Also pic related for coding, thats crazy. Sonnet way below. o1-mini leading.
What a joke.
>>
>>103341128
>There are absolutely ways to scale RP capability with test time tokens, they just haven't made the training data for it,
How would you do it? Math and coding are "easily verifiable domains", how do you do it for RP?
>>
>>103341153
Checks out though. Most people who use it are probably "software professionals" (pajeets) who are clueless about how pointers work
>>
>>103341144
Nta but new qwen needs high temp to really start cooking, like 2. Otherwise it's kind of dry. Just use some min p with it. It will start introducing characters and events to move the story which I find great.
>>
>>103341153
Also Claude Opus is 19th (!) on the creative writing leaderboard. Chat-fucking-GPT is number 1.
The voters are absolute retards, man.
>>
>>103341209
No way that's real, poor taste or something else? I remember some benchmark was rated with oai's models and it prefered its own output to other LLMs, but lmsys should be more regular users.
>>
>>103341154
Probably not a terribly different way from how they make these reasoning datasets already (which by itself is a combination of different methods, including literally paying people to voice their thoughts as they go through life). RP is of course open ended but you can always improve it. One possible method I thought of some time ago but didn't think about further because it wouldn't be useful to anyone is to perturb some existing writing by making it worse (say with a model that loves purple prose and isms, but for the sake of versatility we'd do it in many different ways, such as getting the model to insert mistakes with logical reasoning, awkward synonyms, erase allusions/references, erase things that make the text unique, etc.). Then use that as the negative signal while the original is the positive that can be used to generate CoT data with.
>>
>>103341209
Beaten by Gemma-2-9B-it-SimPO.
What the fuck. They probably just prompt some reddit tier "do a joke for me" thing and upvote.
If I remember correctly Claude did the most creative shit imaginable, but you did need to prompt it properly.
>>
>>103341224
No it's real human voters, from India.
>>
mornings, saars
anything good for poor vramlets or still old nemo?
>>
>>103341209
>it's real
Opus 19th at creative writing, holy shit lmao
lmsys voters are actually an anti-signal for model quality
>>
>>103341235
with 12gb vram, 16gb ram, QwQ runs at 1 t/s on my machine
>>
>>103341209
OpenAI either pay lmsys or pajeets to game lmsys
>>
Just got myself a 4070 Super, what kind of LLM should I break it in with?
>>
File: spit hood.jpg (161 KB, 1003x1280)
161 KB
161 KB JPG
>>103341025
Not to diminish the coolness of that and the intelligent creativity that comes from having thought of that during the RP, but it's likely it thought of "spit hoods" when it saw "hood" and "spit" in the same context, so it thought it close enough for this to be plausible. That is likelier than the case of it truly knowing that a hoodie's hood can be floppy enough spatially to catch stray spit. We already know that a lot of models can say 9.11 is greater than 9.9 because of religion vectors so this is a pretty typical thing for LLMs.

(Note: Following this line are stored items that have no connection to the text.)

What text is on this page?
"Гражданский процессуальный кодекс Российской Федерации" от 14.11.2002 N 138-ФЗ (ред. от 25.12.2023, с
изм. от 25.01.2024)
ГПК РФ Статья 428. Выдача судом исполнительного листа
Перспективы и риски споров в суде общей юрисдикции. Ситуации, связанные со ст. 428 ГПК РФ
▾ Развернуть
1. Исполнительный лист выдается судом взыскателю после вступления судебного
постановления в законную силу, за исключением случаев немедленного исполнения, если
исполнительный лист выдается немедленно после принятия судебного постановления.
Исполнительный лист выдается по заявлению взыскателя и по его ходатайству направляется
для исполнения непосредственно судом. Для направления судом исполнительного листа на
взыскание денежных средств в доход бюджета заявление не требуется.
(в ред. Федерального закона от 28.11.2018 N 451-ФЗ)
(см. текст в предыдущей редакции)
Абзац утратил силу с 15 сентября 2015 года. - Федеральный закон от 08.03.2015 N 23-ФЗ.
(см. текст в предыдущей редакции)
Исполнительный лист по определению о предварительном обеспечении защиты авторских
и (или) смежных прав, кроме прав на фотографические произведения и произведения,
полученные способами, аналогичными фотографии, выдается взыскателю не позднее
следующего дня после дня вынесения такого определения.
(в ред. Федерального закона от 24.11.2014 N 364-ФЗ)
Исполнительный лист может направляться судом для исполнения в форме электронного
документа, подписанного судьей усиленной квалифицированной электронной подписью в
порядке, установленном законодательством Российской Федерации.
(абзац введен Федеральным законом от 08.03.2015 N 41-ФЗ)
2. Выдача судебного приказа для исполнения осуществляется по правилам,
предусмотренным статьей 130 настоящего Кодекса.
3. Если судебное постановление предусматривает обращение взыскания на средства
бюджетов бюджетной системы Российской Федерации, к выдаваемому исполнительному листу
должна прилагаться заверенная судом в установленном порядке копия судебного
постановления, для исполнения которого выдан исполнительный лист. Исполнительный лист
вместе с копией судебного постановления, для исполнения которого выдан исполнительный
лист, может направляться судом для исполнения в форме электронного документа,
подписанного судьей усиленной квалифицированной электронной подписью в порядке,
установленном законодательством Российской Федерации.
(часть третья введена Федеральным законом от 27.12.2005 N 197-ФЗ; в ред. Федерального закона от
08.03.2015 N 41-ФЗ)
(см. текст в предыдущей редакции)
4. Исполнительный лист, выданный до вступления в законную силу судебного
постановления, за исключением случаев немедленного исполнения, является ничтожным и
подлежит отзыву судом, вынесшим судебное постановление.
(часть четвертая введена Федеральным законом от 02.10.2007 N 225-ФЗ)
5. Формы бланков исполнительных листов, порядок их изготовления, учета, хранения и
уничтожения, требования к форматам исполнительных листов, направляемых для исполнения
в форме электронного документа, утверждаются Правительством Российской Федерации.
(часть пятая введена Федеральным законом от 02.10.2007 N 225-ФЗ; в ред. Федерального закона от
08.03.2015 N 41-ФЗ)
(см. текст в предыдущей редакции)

I guess it's also possible that there is some writing out there where people mention spit getting onto their hoodie but I think it's not so likely the 32B learned from those obscure texts.
>>
can someone explain to me how QwQ works?
O1 is super slow, even mini version, but on OpenRouter, you get results from QwQ instantly. So, I'm assuming it's not functioning like O1.
>>
>>103341343
>O1 is super slow, even mini version
Is it? It's pretty fast for me.
>>
>>103341343
As far as I can tell from what people have posted, QwQ can both do the thinking gimmick or not, and if it's not, then you should prompt it to do it. Also since it doesn't hide its thinking tokens (unless you use a frontend that does, which I am not aware of any that do currently), you will see those tokens stream in immediately unlike o1 which keeps the thinking tokens back, since it's extremely dangerous and unsafe content they can't let you have.
>>
>>103341369
>QwQ can both do the thinking gimmick or not, and if it's not, then you should prompt it to do it
can you tell me what prompt I should use?
>>
If you think about it, LLMs are just one-dimensional entities that can't even go back. And you guys want it to reason on the three-dimensional level
>>
>>103341412
What does that even mean.
Time moves forward for humans as well.
>>
OK, one more QwQ experiment from someone else. I'm running it at q8.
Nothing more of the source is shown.